How to report sextortion

Reporting sextortion is a critical step in stopping the abuse and preventing further harm. Victims should consider contacting their local law enforcement, the online platform where the sextortion has taken place, or national agencies such as the FBI’s Internet Crime Complaint Center (IC3) in the US.

Some areas have specialized cybercrime units that have additional resources and expertise to handle cases of online exploitation.

Should your teen ignore sextortion?

Ignoring sextortion is not recommended, as it can lead to continued victimization and trauma. Perpetrators often increase their threats and harassment if they sense the victim is being unresponsive. It’s critical to take proactive steps to address the situation and seek help from authorities.

Tips for parents to address sextortion with their teens

It’s important for all parents to be aware of and address sextortion with teens, and it’s best to do that before they’ve encountered this behavior.

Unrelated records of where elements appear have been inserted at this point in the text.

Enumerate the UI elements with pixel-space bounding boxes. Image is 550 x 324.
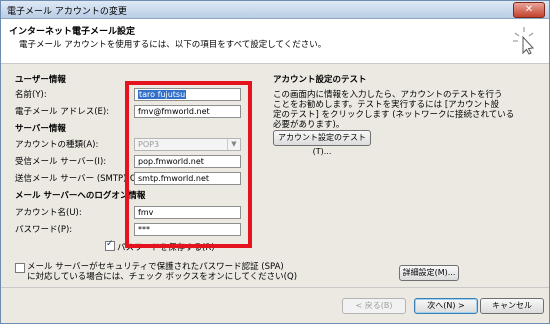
incoming-server-label: 受信メール サーバー(I):	[15, 157, 107, 167]
user-info-heading: ユーザー情報	[15, 75, 66, 85]
account-name-label: アカウント名(U):	[15, 208, 82, 218]
spa-label-line2: に対応している場合には、チェック ボックスをオンにしてください(Q)	[27, 272, 298, 282]
test-heading: アカウント設定のテスト	[273, 75, 367, 85]
window-title: 電子メール アカウントの変更	[7, 7, 127, 17]
title-bar: 電子メール アカウントの変更 ✕	[1, 1, 549, 19]
cancel-button[interactable]: キャンセル	[480, 298, 544, 314]
name-label: 名前(Y):	[15, 90, 47, 100]
dialog-header: インターネット電子メール設定 電子メール アカウントを使用するには、以下の項目を…	[1, 19, 549, 64]
more-settings-button[interactable]: 詳細設定(M)...	[399, 265, 459, 281]
highlight-box	[125, 81, 252, 248]
account-settings-dialog: 電子メール アカウントの変更 ✕ インターネット電子メール設定 電子メール アカ…	[0, 0, 550, 324]
email-label: 電子メール アドレス(E):	[15, 107, 110, 117]
password-label: パスワード(P):	[15, 225, 73, 235]
close-button[interactable]: ✕	[513, 2, 545, 18]
remember-password-checkbox[interactable]	[105, 239, 115, 251]
test-desc-line4: 必要があります)。	[273, 120, 345, 130]
header-subtitle: 電子メール アカウントを使用するには、以下の項目をすべて設定してください。	[19, 40, 327, 50]
back-button[interactable]: < 戻る(B)	[342, 298, 406, 314]
footer-separator	[1, 287, 549, 288]
test-account-button[interactable]: アカウント設定のテスト(T)...	[273, 130, 371, 156]
header-title: インターネット電子メール設定	[9, 27, 136, 37]
next-button[interactable]: 次へ(N) >	[414, 298, 478, 314]
outgoing-server-label: 送信メール サーバー (SMTP)(O):	[15, 174, 143, 184]
wizard-cursor-icon	[513, 27, 535, 55]
spa-checkbox[interactable]	[15, 263, 25, 273]
account-type-label: アカウントの種類(A):	[15, 140, 99, 150]
server-info-heading: サーバー情報	[15, 124, 66, 134]
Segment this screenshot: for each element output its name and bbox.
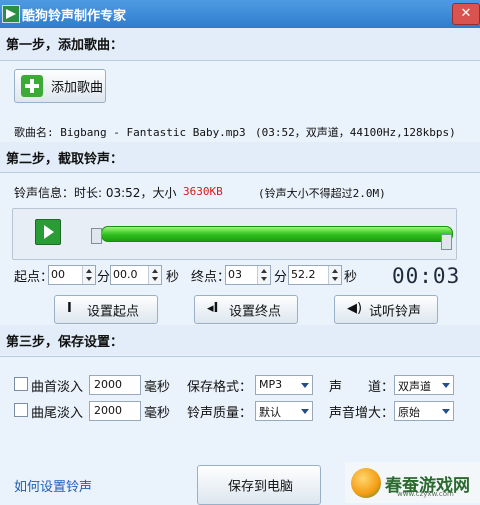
window-title: 酷狗铃声制作专家	[22, 9, 127, 24]
waveform-panel	[12, 208, 457, 260]
fade-in-field[interactable]: 2000	[89, 375, 141, 395]
volume-label: 声音增大：	[329, 406, 395, 421]
quality-select[interactable]: 默认	[255, 401, 313, 421]
speaker-icon: ◀)	[347, 301, 363, 316]
channel-label: 声 道：	[329, 380, 395, 395]
ringtone-size: 3630KB	[183, 185, 223, 198]
set-start-button[interactable]: Ⅰ 设置起点	[54, 295, 158, 324]
ringtone-info: 铃声信息：时长: 03:52，大小	[14, 186, 177, 200]
channel-select[interactable]: 双声道	[394, 375, 454, 395]
close-button[interactable]: ✕	[452, 3, 480, 25]
song-meta: (03:52，双声道，44100Hz,128kbps)	[255, 126, 456, 139]
chevron-down-icon	[442, 409, 450, 414]
chevron-down-icon	[442, 383, 450, 388]
help-link[interactable]: 如何设置铃声	[14, 476, 92, 495]
divider	[0, 60, 480, 61]
chevron-down-icon	[301, 409, 309, 414]
save-button[interactable]: 保存到电脑	[197, 465, 321, 505]
title-bar: 酷狗铃声制作专家 ✕	[0, 0, 480, 28]
divider	[0, 356, 480, 357]
add-song-button[interactable]: 添加歌曲	[14, 69, 106, 103]
fade-in-checkbox[interactable]	[14, 377, 28, 391]
time-display: 00:03	[392, 264, 461, 288]
fade-out-label: 曲尾淡入	[31, 406, 84, 421]
preview-button[interactable]: ◀) 试听铃声	[334, 295, 438, 324]
fade-in-label: 曲首淡入	[31, 380, 84, 395]
quality-label: 铃声质量：	[187, 406, 253, 421]
song-name: 歌曲名: Bigbang - Fantastic Baby.mp3	[14, 126, 246, 139]
fade-out-checkbox[interactable]	[14, 403, 28, 417]
start-min-spinner[interactable]: 00	[48, 265, 96, 285]
marker-icon: ◂Ⅰ	[207, 301, 219, 316]
cursor-icon: Ⅰ	[67, 301, 72, 316]
range-track[interactable]	[101, 226, 453, 242]
step2-header: 第二步，截取铃声：	[0, 142, 480, 172]
app-icon	[2, 5, 20, 23]
divider	[0, 172, 480, 173]
play-icon[interactable]	[35, 219, 61, 245]
size-note: (铃声大小不得超过2.0M)	[258, 187, 386, 200]
step1-header: 第一步，添加歌曲：	[0, 28, 480, 60]
plus-icon	[21, 75, 43, 97]
format-select[interactable]: MP3	[255, 375, 313, 395]
end-min-spinner[interactable]: 03	[225, 265, 271, 285]
watermark-logo-icon	[351, 468, 381, 498]
format-label: 保存格式：	[187, 380, 253, 395]
chevron-down-icon	[301, 383, 309, 388]
watermark-url: www.czyxw.com	[397, 490, 454, 498]
step3-header: 第三步，保存设置：	[0, 325, 480, 355]
end-sec-spinner[interactable]: 52.2	[288, 265, 342, 285]
start-handle[interactable]	[91, 228, 102, 244]
fade-out-field[interactable]: 2000	[89, 401, 141, 421]
start-sec-spinner[interactable]: 00.0	[110, 265, 162, 285]
set-end-button[interactable]: ◂Ⅰ 设置终点	[194, 295, 298, 324]
volume-select[interactable]: 原始	[394, 401, 454, 421]
end-handle[interactable]	[441, 234, 452, 250]
watermark: 春蚕游戏网 www.czyxw.com	[345, 462, 480, 503]
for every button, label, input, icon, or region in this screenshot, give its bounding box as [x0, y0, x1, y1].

While we want to be responsive once they’ve encountered sextortion, educating them ahead of time can help prevent their victimization in the first place. Here are some important general strategies to keep in mind:

1. Open communication

Create an environment of trust and open communication with your teen. Encourage them to talk about their online experiences and any concerns they may have. This makes it much more likely they will come to you before situations get out of control, and that they will confide in you if they are being victimized.

2. Educate about online safety

Teach your teen about the risks of sharing personal information and explicit content online. This includes written and image communication. Emphasize the importance of privacy settings and being cautious about who they interact with. Remind them often that nothing they send or post anywhere with their device is actually private.

3. Monitor digital activity

While respecting their privacy, stay informed about your teen’s online activities. Use parental controls and discuss the importance of responsible internet use. Qustodio is the parental control tool I recommend (and use with my own children).

4. Empower them

Encourage your teen to come to you immediately if they ever feel threatened or uncomfortable online. Make it clear that they will not be judged or blamed for seeking help, and that you will always partner with them supportively to address whatever is going on.

5. Seek professional help 

If your teen has been a victim of sextortion, consider seeking counseling or support group involvement to help them process the experience and develop healthy coping skills.

Sextortion is a serious and growing threat that can have short- and long-term damaging effects on a teen’s mental health and wellbeing. By recognizing the signs, taking quick action, and fostering open communication, parents play an important role in protecting their children from this form of abuse.